The eDEM‑Connect project, funded under grant 16SV8335 and carried out from 1 February 2020 to 31 July 2023, aimed to create a chatbot‑based communication and service platform for caregivers of people with dementia (PwD) dealing with behavioural problems such as agitation. A central element of the platform is a domain ontology that formalises knowledge about agitation and the stability of the caregiver‑patient relationship, providing the semantic backbone for question‑answer generation and intelligent dialogue.
The ontology development followed a four‑phase workflow. First, a comprehensive domain analysis was performed in close collaboration with the German Center for Neurodegenerative Diseases (DZNE) in Witten and Fraunhofer ISST. This phase involved requirement gathering, literature review, and interviews with experts to identify key concepts and relationships. Second, an initial ontology was conceptualised and implemented in the Web Ontology Language (OWL) using the Protégé editor. The initial version was validated through automated logical inference checks in Protégé and by domain experts from DZNE and the University of Witten/Herdecke, who assessed completeness and expressiveness. Third, the ontology was enriched by integrating existing knowledge bases and by applying natural language processing (NLP) techniques to extract additional concepts and relations from a corpus of publicly available forum posts. The corpus was scraped, anonymised, and annotated with high‑level concepts from the ontology. Annotation guidelines were published, and several annotators contributed to an iterative refinement process, resulting in a publicly available, reusable dataset. Fourth, the ontology was further validated by testing the chatbot’s ability to retrieve correct answers, in partnership with Fraunhofer ISST, which provided the dialogue system. The validation cycle led to iterative improvements and a more complete ontology.
The extraction pipeline demonstrated the feasibility of combining expert knowledge with data‑driven methods. Automated extraction techniques were applied to identify behavioural patterns, particularly agitation, within the textual data. Although the report does not provide quantitative performance metrics, the successful integration of extracted knowledge into the ontology and the subsequent improvement in chatbot response accuracy indicate that the approach is effective for this specialised domain. The ontology itself is designed to be reusable beyond the immediate project, enabling its application in proactive, situation‑adaptive assistive systems, smart‑home technologies, and wearable aids for dementia care.
Collaboration was a key driver of the project’s success. The University of Rostock led the technical work, coordinating the development of the initial ontology, its implementation, and the integration of new knowledge. The University of Greifswald served as the funding recipient and oversaw the overall project management. Partners from the University of Witten/Herdecke and DZNE Witten contributed domain expertise, while Fraunhofer ISST supplied the chatbot platform and facilitated validation.
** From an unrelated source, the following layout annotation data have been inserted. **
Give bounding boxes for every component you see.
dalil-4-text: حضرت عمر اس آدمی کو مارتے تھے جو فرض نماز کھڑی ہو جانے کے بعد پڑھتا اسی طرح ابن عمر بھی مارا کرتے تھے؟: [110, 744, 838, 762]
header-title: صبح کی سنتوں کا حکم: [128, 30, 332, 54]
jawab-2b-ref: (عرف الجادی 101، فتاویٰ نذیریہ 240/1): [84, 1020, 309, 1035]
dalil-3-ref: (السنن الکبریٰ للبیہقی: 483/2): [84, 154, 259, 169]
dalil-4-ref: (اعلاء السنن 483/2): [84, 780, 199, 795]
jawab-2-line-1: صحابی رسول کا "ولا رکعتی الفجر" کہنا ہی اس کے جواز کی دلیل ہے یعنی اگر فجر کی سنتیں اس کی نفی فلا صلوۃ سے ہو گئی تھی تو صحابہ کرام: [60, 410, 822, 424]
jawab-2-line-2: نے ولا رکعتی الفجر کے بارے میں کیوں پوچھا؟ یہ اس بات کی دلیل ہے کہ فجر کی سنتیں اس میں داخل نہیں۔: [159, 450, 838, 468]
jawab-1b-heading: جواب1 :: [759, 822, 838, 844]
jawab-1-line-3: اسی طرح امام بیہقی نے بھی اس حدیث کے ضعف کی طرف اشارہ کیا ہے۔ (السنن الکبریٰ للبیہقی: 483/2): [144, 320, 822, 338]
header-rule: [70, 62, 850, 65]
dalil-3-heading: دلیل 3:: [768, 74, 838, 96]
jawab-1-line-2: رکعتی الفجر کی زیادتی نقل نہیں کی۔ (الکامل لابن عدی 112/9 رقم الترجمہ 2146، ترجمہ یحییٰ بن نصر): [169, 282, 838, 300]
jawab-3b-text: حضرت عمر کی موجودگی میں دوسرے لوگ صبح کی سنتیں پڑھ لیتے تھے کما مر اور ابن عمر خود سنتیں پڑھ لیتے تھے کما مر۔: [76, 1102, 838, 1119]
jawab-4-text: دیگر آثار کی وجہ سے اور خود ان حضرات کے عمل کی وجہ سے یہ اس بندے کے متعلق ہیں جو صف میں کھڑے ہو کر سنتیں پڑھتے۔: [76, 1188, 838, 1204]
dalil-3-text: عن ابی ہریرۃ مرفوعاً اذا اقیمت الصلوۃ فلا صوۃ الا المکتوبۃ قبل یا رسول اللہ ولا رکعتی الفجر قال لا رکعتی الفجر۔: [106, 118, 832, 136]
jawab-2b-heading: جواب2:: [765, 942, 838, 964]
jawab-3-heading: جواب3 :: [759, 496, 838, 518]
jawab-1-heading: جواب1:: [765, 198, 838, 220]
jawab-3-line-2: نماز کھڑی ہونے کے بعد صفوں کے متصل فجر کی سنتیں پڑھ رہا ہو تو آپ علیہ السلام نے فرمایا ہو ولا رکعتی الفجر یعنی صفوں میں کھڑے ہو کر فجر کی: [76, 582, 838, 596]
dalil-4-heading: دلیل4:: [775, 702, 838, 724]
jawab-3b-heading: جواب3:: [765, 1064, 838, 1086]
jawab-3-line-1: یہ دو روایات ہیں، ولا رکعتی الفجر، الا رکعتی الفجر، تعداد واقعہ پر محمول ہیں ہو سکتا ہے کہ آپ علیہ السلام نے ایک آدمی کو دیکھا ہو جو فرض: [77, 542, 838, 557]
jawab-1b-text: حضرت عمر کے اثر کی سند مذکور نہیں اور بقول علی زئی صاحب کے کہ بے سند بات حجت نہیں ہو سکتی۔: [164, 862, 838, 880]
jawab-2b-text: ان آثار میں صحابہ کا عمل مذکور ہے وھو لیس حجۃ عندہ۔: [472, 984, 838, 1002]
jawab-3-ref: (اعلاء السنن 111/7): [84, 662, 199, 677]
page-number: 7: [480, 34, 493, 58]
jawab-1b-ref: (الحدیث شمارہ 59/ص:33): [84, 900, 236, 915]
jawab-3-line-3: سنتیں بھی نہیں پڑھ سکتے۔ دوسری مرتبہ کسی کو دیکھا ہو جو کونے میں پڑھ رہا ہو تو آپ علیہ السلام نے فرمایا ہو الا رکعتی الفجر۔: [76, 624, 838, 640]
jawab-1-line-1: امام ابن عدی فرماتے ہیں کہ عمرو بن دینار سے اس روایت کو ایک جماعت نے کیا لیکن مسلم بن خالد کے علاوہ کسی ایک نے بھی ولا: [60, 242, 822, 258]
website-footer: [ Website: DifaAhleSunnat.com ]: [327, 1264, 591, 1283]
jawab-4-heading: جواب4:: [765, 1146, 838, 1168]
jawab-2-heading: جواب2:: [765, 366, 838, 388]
Additional collaborators included Gute Hoffnung and the University of Witten/Herdecke’s research group, all of whom participated in workshops and joint reviews to ensure the ontology met clinical and technical requirements. The project’s timeline was structured around four major milestones, each aligned with the phases of ontology development and validation, culminating in a final report that documents the ontology’s readiness for deployment in caregiver support systems.